What name can we possibly use for the people who are working feverishly to convince the public to ignore the broad scientific understanding of global warming and to delay taking serious action — action needed to avert a very grim fate for our children and their children and so on?

I suspect future generations will call them “climate destroyers” or worse — since if we actually (continue to) listen to them, that pretty much ensures carbon dioxide concentrations will hit catastrophic levels, 700 to 1000, this century, as explained in Part II. But what should we call these people in the meantime, while we still have time to ignore them and save the climate?

In this post I will explain why “skeptics” is certainly the wrong term, discuss why the current favorite among advocates (including me) — “deniers” — doesn’t work (except maybe in headlines), and offer my new alternative. [Tomorrow I'll give you the reaction of a genuine skeptic to the new alternative.] For now let’s call them “delayers,” since that this their primary, unifying goal — delaying action. As the NYT‘s Revkin explained about the recent skeptic denier delayer conference in New York, “The one thing all the attendees seem to share is a deep dislike for mandatory restrictions on greenhouse gases.” What unites these people is their desire to delay or stop action to cut GHGs, not any one particular view on the climate.

THEY AREN’T SKEPTICAL — THEIR MINDS ARE MADE UP

The traditional or mainstream media still call them “skeptics,” as in this NYT headline. As long as they do so they trivialize the problem and render the word “skeptic” devoid of meaning.

All scientists are skeptics. Hence the motto of the Royal Society of London, one of the world’s oldest scientific academies (founded in 1660), Nullius in verba: “Take nobody’s word.” Indeed, as Wikipedia explains in its entry on “Skepticism“:

A scientific (or empirical) skeptic is one who questions the reliability of certain kinds of claims by subjecting them to a systematic investigation. The scientific method details the specific process by which this investigation of reality is conducted. Considering the rigor of the scientific method, science itself may simply be thought of as an organized form of skepticism. This does not mean that the scientific skeptic is necessarily a scientist who conducts live experiments (though this may be the case), but that the skeptic generally accepts claims that are in his/her view likely to be true based on testable hypotheses and critical thinking.

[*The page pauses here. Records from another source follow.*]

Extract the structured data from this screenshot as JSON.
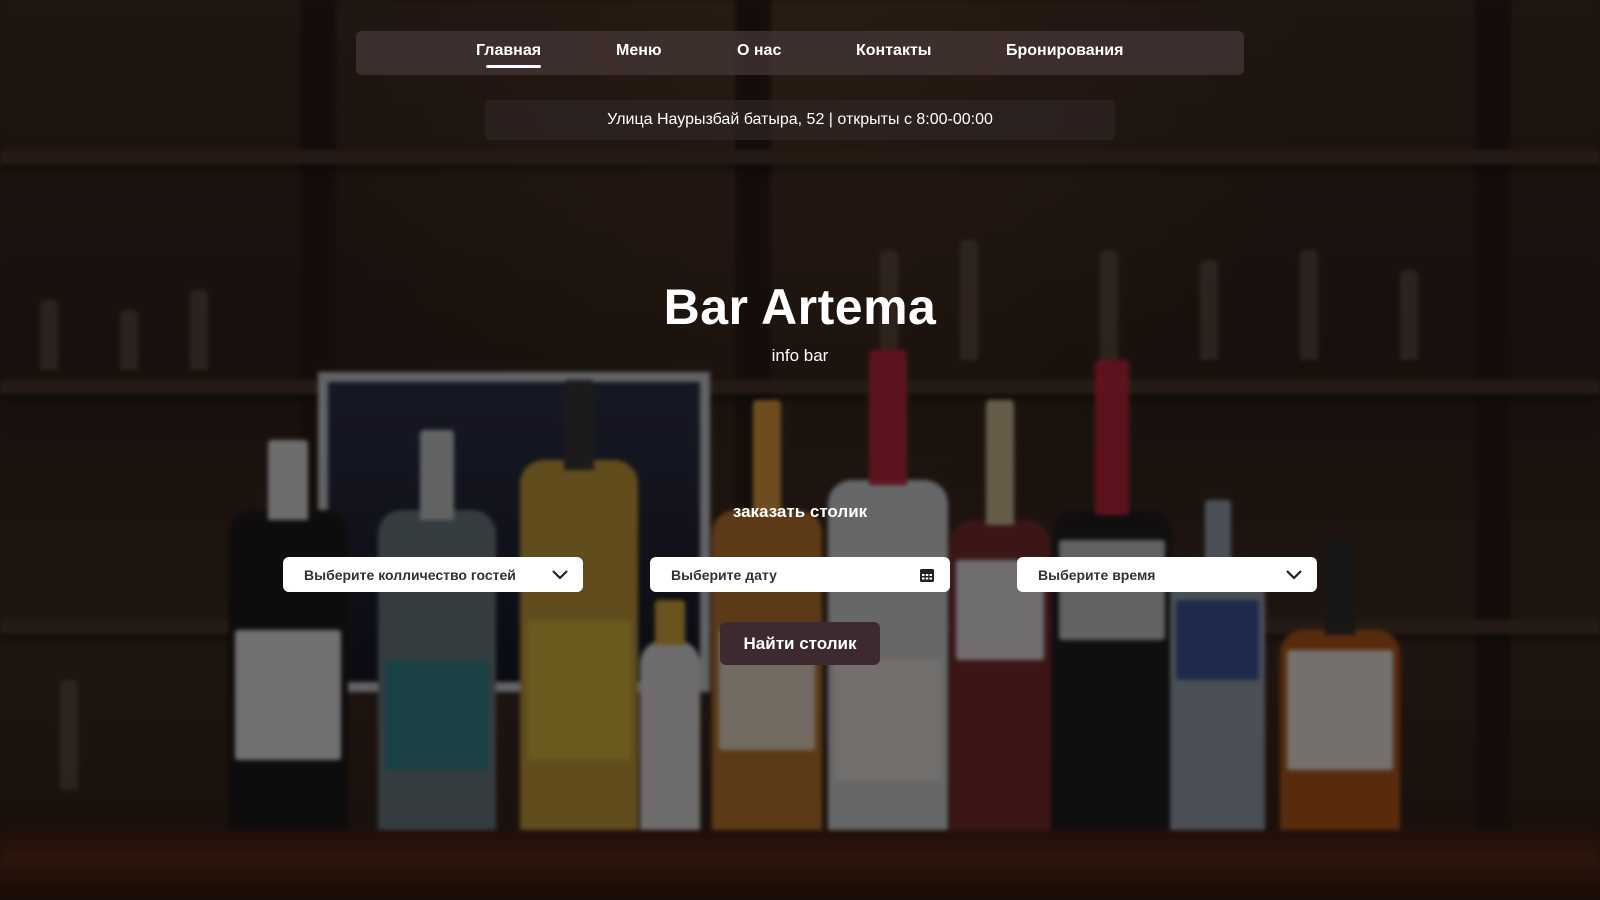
{
  "nav": {
    "items": [
      {
        "label": "Главная",
        "active": true
      },
      {
        "label": "Меню",
        "active": false
      },
      {
        "label": "О нас",
        "active": false
      },
      {
        "label": "Контакты",
        "active": false
      },
      {
        "label": "Бронирования",
        "active": false
      }
    ]
  },
  "info_bar": {
    "text": "Улица Наурызбай батыра, 52 | открыты с 8:00-00:00"
  },
  "hero": {
    "title": "Bar Artema",
    "subtitle": "info bar"
  },
  "booking": {
    "title": "заказать столик",
    "guests_placeholder": "Выберите колличество гостей",
    "date_placeholder": "Выберите дату",
    "time_placeholder": "Выберите время",
    "submit_label": "Найти столик"
  },
  "icons": {
    "guests": "chevron-down-icon",
    "date": "calendar-icon",
    "time": "chevron-down-icon"
  },
  "colors": {
    "nav_background": "#46373788",
    "button_background": "#3c2a30",
    "text": "#ffffff"
  }
}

Skeptics can be convinced by the facts, but not the delayers. Skeptics (and real scientists) do not continue repeating arguments that have been discredited. Delayers do. Skeptics believe in science, in well-tested theories backed up by real-world observations, but delayers do not.

My personal experience is that no amount of scientific evidence can convince the well-known “skeptics.” I have debated Lomborg and he is very well versed in the science — he just chooses not to believe most of it. Indeed, if the overwhelming evidence of the last four years doesn’t convince someone, then they simply aren’t open to scientific reasoning, the basis of true skepticism.

The media — and everyone else — should stop using the term. It makes a mockery of the English language, it is an insult to real scientific skeptics, and it feeds the overall disinformation effort that makes humanity’s self-destruction more likely.

THEY AREN’T ANYTHING LIKE HOLOCAUST DENIERS

I — and many if not most other advocates for action — have used the term “deniers” or “denialists” for these people. But the more I think about it, and the more comments I read from delayers, the more I realize that the term doesn’t work, especially as a broad brush.